Dieser Wettbewerbstatbestand beschäftigt den BGH in regelmäßigen Abständen – zuletzt im „Sandmalkasten“-Urteil vom 22.03.2012 [I ZR 21/11 (beim I. Senat dauert es zwischen Urteilsverkündung und Ausfertigung des Urteils häufig Monate)]. Dieses Urteil betrifft einen schlichten Sandkasten – pardon: eine Sandwanne –, bestehend aus einem Holzrahmen mit einem Boden aus Glas, vier Holzfüßen, einem Glätter, zwei Rechen, einer Packung Sand und einem Wischer aus Kunststoff. Äußerst simpel also, aber auch dieses Spielzeug fand prompt einen Nachahmer. Dieser wehrte sich gegen seine Inanspruchnahme aus ergänzendem wettbewerbsrechtlichem Leistungsschutz mit dem Einwand, die „klägerische“ Sandwanne sei eine absolute Basisform ohne gestalterische Besonderheiten, die Zubehörteile seien ebenfalls als absolut simple Grundformen gestaltet. In zweiter Instanz hatte er damit Erfolg – aber der war nur in Sand gezeichnet.
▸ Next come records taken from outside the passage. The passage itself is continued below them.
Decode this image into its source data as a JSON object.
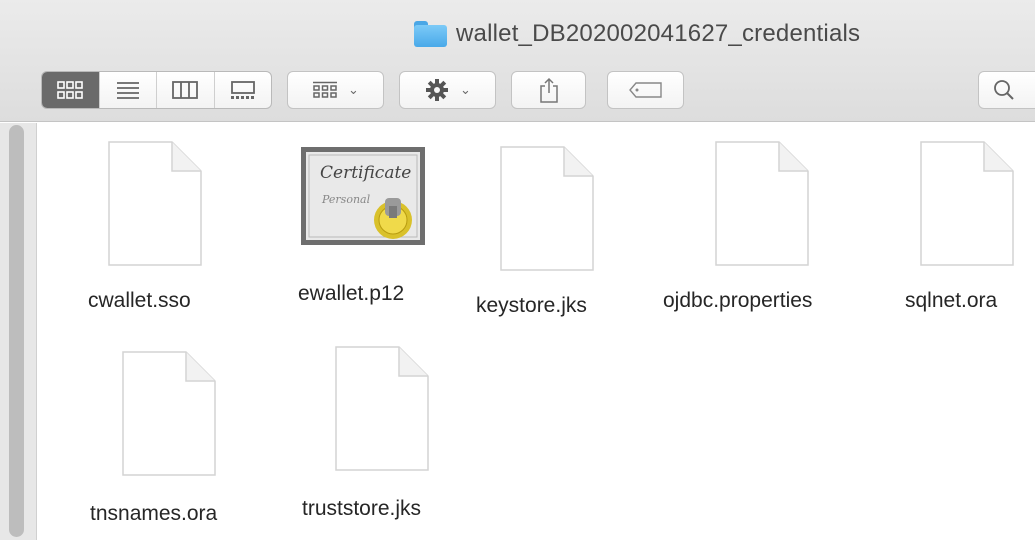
{
  "window": {
    "title": "wallet_DB202002041627_credentials"
  },
  "toolbar": {
    "view_modes": [
      {
        "name": "icon-view",
        "active": true
      },
      {
        "name": "list-view",
        "active": false
      },
      {
        "name": "column-view",
        "active": false
      },
      {
        "name": "gallery-view",
        "active": false
      }
    ],
    "group_icon": "group-icon",
    "action_icon": "gear-icon",
    "share_icon": "share-icon",
    "tag_icon": "tag-icon",
    "search_icon": "search-icon"
  },
  "files": [
    {
      "name": "cwallet.sso",
      "type": "document"
    },
    {
      "name": "ewallet.p12",
      "type": "certificate"
    },
    {
      "name": "keystore.jks",
      "type": "document"
    },
    {
      "name": "ojdbc.properties",
      "type": "document"
    },
    {
      "name": "sqlnet.ora",
      "type": "document"
    },
    {
      "name": "tnsnames.ora",
      "type": "document"
    },
    {
      "name": "truststore.jks",
      "type": "document"
    }
  ],
  "certificate": {
    "line1": "Certificate",
    "line2": "Personal"
  }
}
So hat das jedenfalls der BGH gesehen: Der Verkehr könne unter Umständen gerade auch durch die Verwendung eines schlichten, an der Grundform eines Produkts orientieren Designs auf die Herkunft oder die Besonderheiten eines Erzeugnisses hingewiesen werden. Das gelte umso mehr, wenn zugleich hochwertige Materialien verwendet würden. So hergestellte Produkte unterschieden sich von Allerweltserzeugnissen oder Dutzendware, weil diese sich dadurch auszeichneten, dass der Verkehr auf die betriebliche Herkunft oder Qualität Wert lege.
„Edle Einfalt, stille Größe“ fällt einem hierzu ein, und dazu das Sprichwort: „Wir haben zu wenig Geld, um billig einzukaufen“. Zur wirtschaftlichen Krisenzeit kommt die Entscheidung also gerade recht, und ihre Veröffentlichung wenige Wochen vor dem Erscheinen der ersten Nikoläuse in den Schokoladenabteilungen ist auch gut „getimt“. Nur, verehrte Kolleginnen, bedenken Sie: Sowohl beim Original als auch beim Plagiat fehlen zwei wesentliche Bestandteile: Ein Handfeger (aus Ziegenhaar) und eine Kehrschaufel mit scharfer Kante. Sand auf dem Parkett unterm Weihnachtsbaum schmirgelt nämlich. Und sollte Ihr Ehemann oder Lebensabschnittsgefährte Wert auf Förmchen, Eimer und Gießkanne legen, um in die dritte Maldimension vorstoßen zu können, setzen Sie ihn am besten mit der ganzen Chose auf den Balkon. Aber vergessen Sie bitte Schal und Mütze nicht.